After nearly eight years as mayor, Andy Feury submitted his official resignation at last night’s city council meeting. Then, City Attorney John Phelps swore in Cris Coughlin to fill the mayor role until this fall’s election.
This past year, Feury discovered that his work in China took more of his time than he thought. Feury’s business – a lumber products brokerage and plastics company – now demands he spends up to eight months each year overseas, where he is currently building a factory near Shanghai. In his absence, Coughlin has filled his shoes as deputy mayor.
While Coughlin presides now as mayor, voting only as a tie-breaker, the City Council will appoint someone to fill her council position. “I’ve already been deputy mayor while Andy was out of town,” says Coughlin. “Now, it’s for real.”
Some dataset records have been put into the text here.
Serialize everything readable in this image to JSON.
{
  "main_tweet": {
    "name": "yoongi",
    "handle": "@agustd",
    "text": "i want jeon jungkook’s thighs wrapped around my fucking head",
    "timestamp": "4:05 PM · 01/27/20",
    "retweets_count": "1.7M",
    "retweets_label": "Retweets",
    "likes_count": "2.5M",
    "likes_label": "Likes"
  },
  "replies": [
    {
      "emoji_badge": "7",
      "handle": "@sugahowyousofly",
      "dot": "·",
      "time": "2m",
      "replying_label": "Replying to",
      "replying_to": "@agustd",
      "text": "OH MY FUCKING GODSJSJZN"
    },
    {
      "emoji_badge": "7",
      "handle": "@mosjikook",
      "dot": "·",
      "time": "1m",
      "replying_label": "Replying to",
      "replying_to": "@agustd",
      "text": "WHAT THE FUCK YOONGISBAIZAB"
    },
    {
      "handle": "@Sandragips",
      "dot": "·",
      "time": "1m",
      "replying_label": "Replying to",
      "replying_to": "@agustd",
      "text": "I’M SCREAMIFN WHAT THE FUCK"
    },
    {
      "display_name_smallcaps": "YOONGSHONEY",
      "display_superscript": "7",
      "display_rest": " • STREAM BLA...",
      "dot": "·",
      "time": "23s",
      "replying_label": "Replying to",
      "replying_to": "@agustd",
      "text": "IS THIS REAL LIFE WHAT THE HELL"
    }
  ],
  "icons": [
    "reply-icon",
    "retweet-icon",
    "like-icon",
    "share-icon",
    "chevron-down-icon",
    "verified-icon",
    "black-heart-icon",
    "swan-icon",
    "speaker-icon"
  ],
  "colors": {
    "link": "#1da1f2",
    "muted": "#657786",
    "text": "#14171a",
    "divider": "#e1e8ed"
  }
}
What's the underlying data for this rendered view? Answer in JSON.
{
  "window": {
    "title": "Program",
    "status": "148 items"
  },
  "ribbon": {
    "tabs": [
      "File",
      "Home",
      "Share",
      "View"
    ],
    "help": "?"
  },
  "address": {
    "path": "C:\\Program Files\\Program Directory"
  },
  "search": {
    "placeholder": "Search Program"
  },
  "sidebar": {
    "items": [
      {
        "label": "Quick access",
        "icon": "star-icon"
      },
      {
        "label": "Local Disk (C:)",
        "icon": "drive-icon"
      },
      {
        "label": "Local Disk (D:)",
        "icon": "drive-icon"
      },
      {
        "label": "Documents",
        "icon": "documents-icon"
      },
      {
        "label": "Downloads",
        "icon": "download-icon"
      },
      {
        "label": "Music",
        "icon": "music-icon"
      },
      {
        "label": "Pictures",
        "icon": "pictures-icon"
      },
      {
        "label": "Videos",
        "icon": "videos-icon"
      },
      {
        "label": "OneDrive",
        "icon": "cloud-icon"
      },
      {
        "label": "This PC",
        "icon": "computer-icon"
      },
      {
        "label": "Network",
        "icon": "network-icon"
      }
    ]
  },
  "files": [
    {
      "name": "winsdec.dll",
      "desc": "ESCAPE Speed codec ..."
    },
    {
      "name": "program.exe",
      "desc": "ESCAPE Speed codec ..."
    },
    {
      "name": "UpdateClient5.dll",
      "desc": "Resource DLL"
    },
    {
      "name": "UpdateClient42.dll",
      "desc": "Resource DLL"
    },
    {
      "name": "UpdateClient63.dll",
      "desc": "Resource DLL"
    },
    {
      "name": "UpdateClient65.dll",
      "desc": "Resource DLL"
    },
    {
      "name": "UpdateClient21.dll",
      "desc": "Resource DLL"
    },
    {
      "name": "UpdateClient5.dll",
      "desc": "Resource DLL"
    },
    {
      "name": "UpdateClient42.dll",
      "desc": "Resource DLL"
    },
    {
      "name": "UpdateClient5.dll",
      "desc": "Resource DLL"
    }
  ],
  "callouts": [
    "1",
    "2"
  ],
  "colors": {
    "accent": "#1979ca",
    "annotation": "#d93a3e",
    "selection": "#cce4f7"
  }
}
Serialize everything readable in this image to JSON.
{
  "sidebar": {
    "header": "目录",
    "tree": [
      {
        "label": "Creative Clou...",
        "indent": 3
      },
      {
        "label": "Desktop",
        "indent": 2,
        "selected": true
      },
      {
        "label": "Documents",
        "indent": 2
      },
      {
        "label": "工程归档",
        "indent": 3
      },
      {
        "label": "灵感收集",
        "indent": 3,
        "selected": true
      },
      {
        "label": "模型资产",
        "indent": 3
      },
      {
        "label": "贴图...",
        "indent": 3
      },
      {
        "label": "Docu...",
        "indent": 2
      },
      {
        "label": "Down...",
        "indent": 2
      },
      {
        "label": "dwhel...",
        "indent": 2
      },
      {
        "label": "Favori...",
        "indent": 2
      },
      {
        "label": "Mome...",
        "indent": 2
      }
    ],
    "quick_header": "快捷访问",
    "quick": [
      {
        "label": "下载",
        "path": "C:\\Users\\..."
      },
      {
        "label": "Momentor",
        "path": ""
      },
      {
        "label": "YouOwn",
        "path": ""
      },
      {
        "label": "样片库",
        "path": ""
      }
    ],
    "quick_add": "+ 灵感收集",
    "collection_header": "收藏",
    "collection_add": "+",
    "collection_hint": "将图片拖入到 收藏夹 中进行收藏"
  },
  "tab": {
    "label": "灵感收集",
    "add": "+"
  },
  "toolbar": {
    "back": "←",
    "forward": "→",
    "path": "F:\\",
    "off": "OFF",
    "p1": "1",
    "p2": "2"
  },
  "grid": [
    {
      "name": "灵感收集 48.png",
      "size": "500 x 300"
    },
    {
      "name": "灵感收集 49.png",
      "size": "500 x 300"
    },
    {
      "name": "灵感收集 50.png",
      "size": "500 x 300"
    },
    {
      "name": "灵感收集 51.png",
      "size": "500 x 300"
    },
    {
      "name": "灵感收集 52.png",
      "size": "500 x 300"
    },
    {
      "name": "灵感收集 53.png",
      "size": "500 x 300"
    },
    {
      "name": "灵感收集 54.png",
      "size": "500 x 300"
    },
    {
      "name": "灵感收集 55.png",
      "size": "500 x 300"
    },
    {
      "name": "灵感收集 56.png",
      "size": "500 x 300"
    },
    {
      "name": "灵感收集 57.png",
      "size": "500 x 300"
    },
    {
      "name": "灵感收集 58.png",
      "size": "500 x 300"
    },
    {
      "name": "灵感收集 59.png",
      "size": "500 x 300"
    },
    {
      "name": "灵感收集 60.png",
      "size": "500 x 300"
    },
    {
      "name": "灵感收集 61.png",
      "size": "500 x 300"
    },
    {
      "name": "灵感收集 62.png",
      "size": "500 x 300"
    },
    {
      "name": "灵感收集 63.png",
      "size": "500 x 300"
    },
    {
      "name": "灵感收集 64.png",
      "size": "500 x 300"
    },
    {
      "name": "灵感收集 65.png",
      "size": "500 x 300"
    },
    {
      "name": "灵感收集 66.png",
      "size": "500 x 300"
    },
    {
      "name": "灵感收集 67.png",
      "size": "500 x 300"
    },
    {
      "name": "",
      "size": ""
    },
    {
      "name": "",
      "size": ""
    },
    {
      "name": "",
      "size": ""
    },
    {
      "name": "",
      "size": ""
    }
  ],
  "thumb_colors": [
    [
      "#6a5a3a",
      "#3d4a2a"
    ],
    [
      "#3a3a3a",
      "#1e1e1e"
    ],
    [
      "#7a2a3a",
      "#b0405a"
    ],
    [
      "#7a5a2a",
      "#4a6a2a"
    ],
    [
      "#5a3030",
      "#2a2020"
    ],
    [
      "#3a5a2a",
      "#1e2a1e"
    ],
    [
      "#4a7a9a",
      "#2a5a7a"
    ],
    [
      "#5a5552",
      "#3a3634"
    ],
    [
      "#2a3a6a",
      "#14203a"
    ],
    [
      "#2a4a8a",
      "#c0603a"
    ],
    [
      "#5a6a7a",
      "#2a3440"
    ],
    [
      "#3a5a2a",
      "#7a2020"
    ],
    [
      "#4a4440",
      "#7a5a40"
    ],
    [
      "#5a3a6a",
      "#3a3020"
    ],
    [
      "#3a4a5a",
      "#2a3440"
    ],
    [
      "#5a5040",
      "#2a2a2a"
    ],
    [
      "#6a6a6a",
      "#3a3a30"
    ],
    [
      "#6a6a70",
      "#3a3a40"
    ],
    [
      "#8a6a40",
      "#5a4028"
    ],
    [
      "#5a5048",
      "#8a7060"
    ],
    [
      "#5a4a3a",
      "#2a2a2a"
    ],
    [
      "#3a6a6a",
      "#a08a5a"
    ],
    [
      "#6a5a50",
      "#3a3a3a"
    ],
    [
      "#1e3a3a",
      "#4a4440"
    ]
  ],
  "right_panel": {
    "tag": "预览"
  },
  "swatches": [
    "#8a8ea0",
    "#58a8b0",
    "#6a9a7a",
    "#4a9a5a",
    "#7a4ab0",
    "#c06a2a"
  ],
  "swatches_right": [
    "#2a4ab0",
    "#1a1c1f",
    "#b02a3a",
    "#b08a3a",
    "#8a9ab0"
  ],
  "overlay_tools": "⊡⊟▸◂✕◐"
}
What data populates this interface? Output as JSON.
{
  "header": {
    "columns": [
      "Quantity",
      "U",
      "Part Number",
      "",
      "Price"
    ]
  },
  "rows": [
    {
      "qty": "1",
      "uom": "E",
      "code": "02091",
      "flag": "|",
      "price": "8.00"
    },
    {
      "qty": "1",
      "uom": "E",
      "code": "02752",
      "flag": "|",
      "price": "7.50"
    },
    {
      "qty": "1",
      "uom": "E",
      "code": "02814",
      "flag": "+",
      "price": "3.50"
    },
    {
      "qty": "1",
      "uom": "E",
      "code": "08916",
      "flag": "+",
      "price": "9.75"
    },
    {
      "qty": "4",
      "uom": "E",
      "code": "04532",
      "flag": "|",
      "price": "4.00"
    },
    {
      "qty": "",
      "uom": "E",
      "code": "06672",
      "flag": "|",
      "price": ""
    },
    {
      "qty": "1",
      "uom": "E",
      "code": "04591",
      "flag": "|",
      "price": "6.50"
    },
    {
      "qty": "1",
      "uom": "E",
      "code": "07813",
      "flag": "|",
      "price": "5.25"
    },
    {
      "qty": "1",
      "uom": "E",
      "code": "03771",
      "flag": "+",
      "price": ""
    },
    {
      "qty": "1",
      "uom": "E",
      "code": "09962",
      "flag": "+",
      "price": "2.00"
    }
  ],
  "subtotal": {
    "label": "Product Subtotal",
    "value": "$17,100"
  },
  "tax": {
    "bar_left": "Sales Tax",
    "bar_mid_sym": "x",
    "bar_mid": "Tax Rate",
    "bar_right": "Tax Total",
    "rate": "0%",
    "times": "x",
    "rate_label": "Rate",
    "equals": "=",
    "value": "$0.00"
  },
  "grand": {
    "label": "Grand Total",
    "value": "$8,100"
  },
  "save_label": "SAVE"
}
In the few months that remain until the fall election, Coughlin hopes to accomplish projects already afloat. “Hopefully, we’ll see the critical areas ordinance come to fruition,” notes Coughlin. “That’s a really good thing, as all the controversial parts will disappear.”
In last November’s election, voters increased the mayoral term from two to four years. Even with the longer term duration, three candidates have filed to run for mayor in this fall’s election–Coughlin, past mayor Mike Jenson, and current councilor Nick Palmer. The election will be held between mid-October and November 6 via mail-in ballots.
As mayor, Coughlin will lead city council meetings, serve on committees, and perform duties like ribbon cuttings. Most of all, she wants to maintain the tenor of communication that Feury exemplified. “I just want to follow in Andy’s footsteps of running an open, fair process,” continues Coughlin. “I really respect him for that and believe in that same principle.”